Viktor Frankenstein – Genie und Wahnsinn

Mit enormem opern- und ausstattungsenergetischem Aufwand stemmt Paul McGuigan nach dem Drehbuch von Max Landis (American Ultra) nach dem Roman von Mary Shelley diese Geschichte menschlicher Hybris auf die Leinwand und dass es nicht gut sei, wenn der Mensch versuche, seinesgleichen zu erschaffen. Das ist durchgestylt und durchtheatralisiert mit durchgängig farbgebleichtem und frisiertem Look, wie ein Gemälde aus einer vergessenen Gemäldesammlung aber frisch entstaubt, und irgendwie doch von weit, weit her.

Es fängt mit schönen, atemberaubenden Zirkusbildern an, wie aus einem alten Zirkusbuch. Ein Buckliger, Igor, Daniel Radcliff in einer Paraderolle, buckelt sich am Boden herum, muss sich treten lassen, ist eine geschundene Kreatur und als Gegenbild schwebt wie ein Wesen aus einer anderen Welt am Trapez Lorelei, Jessica Brown Findlay, unerreichbar und dafür umso ersehnter.

Ein Fehlgriff von Lorelei in großer Höhe führt zum Absturz vor vollem Haus. Igor eilt als erstes herbei; er erkennt was los ist; ein unbekannter Mann mit großem Lachen und großen Augen kommt dazu, hat einen Ratschlag; gemeinsam bringen sie die atemlos am Boden liegende Tänzerin wieder zum Schnaufen, ein gezielter Schlag an eine Stelle auf dem Schlüsselbein hilft.

So stoßen Victor Frankenstein, James McAvoy und Igor aufeinander. Die beiden werden verfolgt, können durch ein getarntes Loch im Boden der Manege fliehen, sind auf Gedeih und Verderb aufeinander angewiesen.

Victor nimm Igor mit zu sich, wird ihn bald zum Assistenten, gar zum Partner machen.
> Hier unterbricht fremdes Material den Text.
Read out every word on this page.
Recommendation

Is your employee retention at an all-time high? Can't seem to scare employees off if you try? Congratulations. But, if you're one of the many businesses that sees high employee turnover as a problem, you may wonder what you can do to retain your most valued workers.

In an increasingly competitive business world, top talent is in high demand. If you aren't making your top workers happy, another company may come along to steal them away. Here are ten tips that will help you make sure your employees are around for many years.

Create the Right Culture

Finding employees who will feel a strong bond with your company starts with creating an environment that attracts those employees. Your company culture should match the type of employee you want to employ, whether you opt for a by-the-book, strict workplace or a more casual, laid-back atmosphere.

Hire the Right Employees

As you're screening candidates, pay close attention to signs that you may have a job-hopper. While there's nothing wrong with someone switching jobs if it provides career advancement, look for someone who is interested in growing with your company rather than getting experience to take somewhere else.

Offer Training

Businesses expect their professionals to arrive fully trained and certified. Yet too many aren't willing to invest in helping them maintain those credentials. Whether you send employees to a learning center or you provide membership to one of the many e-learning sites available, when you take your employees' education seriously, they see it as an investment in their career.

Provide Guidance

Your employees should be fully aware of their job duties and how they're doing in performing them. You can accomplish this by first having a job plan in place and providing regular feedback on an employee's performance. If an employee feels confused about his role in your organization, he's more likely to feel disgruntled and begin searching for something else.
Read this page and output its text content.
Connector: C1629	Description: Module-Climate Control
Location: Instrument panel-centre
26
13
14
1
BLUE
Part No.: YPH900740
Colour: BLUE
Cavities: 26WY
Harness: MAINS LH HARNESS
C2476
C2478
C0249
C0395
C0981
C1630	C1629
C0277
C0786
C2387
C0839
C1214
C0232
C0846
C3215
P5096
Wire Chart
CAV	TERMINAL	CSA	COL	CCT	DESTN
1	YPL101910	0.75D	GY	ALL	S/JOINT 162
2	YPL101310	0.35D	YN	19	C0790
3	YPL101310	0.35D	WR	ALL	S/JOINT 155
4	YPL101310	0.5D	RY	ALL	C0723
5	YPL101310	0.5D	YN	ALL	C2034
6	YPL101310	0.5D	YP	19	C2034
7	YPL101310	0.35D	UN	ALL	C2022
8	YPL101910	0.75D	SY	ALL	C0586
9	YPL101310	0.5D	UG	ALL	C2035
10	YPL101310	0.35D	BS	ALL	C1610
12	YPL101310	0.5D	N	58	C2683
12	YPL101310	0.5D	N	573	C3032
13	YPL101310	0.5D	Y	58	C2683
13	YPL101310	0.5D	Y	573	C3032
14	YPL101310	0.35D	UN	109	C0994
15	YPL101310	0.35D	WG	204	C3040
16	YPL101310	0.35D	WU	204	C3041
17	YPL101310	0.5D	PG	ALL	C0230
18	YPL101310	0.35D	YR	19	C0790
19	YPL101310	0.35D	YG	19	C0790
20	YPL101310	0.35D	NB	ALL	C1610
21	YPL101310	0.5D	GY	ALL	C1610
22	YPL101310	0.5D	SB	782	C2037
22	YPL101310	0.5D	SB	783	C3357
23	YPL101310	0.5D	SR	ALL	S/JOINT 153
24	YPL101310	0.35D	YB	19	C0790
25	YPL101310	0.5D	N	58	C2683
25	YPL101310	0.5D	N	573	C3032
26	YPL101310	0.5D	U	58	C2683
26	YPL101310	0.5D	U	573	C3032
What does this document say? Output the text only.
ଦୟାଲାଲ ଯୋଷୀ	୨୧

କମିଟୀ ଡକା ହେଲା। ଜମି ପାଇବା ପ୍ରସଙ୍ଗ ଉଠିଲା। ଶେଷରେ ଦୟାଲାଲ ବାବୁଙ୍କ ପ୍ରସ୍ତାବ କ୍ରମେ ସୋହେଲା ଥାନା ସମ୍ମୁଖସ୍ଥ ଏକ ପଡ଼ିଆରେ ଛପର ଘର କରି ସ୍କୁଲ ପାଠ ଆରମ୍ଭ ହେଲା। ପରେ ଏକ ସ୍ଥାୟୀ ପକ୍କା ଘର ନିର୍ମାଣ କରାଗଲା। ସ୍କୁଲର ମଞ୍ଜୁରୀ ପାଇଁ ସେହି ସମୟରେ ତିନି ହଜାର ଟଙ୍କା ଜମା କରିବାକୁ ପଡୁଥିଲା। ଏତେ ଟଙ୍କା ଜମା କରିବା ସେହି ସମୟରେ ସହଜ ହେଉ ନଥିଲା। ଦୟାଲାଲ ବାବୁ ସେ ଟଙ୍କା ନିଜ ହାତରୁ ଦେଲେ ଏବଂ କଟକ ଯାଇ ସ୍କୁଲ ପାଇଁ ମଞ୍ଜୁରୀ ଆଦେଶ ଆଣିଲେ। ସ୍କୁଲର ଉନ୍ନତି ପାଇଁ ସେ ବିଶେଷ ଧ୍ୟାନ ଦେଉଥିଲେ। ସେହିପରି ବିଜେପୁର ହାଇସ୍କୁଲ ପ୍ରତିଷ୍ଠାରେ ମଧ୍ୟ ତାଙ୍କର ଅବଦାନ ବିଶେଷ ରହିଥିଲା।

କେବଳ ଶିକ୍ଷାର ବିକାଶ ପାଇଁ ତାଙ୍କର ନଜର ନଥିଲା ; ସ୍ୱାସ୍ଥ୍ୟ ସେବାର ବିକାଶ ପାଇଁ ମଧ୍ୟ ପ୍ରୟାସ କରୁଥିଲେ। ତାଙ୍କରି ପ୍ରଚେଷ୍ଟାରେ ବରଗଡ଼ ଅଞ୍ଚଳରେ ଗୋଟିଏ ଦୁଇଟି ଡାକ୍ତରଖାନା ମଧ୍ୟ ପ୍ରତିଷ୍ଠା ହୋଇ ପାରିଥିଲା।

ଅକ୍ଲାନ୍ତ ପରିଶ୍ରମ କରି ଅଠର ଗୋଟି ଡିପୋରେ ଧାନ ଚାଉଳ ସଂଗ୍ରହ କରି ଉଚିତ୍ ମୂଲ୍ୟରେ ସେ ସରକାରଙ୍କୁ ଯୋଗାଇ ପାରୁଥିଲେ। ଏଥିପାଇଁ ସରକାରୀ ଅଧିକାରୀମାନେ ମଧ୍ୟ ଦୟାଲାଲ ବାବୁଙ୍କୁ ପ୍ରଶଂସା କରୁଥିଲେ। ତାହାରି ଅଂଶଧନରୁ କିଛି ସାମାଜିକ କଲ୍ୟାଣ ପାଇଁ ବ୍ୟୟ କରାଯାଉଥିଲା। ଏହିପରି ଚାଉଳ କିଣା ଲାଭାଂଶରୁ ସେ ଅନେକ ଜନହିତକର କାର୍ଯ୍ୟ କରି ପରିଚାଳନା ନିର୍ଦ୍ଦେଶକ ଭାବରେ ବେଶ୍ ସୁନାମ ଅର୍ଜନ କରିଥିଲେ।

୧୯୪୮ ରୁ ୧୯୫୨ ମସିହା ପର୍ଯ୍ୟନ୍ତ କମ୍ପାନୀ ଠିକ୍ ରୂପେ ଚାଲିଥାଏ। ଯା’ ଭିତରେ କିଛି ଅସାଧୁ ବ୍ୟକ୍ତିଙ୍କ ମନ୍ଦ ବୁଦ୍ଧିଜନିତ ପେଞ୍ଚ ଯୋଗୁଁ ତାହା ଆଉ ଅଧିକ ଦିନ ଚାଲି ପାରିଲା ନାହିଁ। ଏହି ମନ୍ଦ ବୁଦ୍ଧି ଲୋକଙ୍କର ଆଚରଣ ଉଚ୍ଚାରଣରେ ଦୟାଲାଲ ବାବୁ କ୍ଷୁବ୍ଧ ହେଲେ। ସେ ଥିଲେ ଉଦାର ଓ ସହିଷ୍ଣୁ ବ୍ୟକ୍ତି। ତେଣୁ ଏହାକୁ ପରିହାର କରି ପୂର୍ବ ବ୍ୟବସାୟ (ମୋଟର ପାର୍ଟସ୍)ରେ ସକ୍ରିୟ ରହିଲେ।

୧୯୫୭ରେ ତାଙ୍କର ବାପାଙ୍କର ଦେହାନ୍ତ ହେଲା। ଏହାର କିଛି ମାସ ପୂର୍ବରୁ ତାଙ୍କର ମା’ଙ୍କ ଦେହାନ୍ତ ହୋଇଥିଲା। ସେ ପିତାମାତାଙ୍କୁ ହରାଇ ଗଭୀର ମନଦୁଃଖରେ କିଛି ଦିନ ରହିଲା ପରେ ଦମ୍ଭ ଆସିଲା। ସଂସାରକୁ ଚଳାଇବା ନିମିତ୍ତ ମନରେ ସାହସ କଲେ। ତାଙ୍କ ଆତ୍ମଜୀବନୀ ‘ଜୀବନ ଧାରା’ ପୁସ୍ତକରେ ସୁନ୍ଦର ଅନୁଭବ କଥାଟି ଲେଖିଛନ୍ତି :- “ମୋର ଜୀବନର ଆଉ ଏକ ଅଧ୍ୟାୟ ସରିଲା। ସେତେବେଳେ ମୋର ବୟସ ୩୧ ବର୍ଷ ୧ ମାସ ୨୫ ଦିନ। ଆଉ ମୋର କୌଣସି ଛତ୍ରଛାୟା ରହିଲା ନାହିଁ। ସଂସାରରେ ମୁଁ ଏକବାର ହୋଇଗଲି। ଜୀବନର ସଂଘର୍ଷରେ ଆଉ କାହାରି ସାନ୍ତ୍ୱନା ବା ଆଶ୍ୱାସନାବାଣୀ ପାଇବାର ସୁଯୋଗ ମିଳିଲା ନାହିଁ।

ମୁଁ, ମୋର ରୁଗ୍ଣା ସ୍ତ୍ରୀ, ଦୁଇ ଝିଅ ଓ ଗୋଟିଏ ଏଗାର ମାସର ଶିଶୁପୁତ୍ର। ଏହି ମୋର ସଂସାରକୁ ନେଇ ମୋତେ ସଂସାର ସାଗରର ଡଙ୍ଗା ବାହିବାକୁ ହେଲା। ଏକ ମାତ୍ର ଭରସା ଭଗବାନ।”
Als erstes kuriert er ihn von seinem Buckel. Wozu er die Flüssigkeit braucht, die er dem Buckligen absaugt, verrät er nicht.

Später wird er ihn in sein geheimes Labor einführen. Er ist dabei, einen Homunculus zu entwickeln aus Körperteilen von anderen Lebewesen; mit Hochspannungsstromschlägen soll das zum Leben erweckt werden.

Von weither ist abzusehen, dass es sich selbstständig machen wird. Dahin ist aber noch Zeit, denn es funkt Inspector Turpin dazwischen, um Krimispannung zu erzeugen und außerdem tritt der Old-Rich Finnegan, Freddie Fox, auf, der großes Interesse an der Erfindung zeigt, pures Geschäftsinteresse.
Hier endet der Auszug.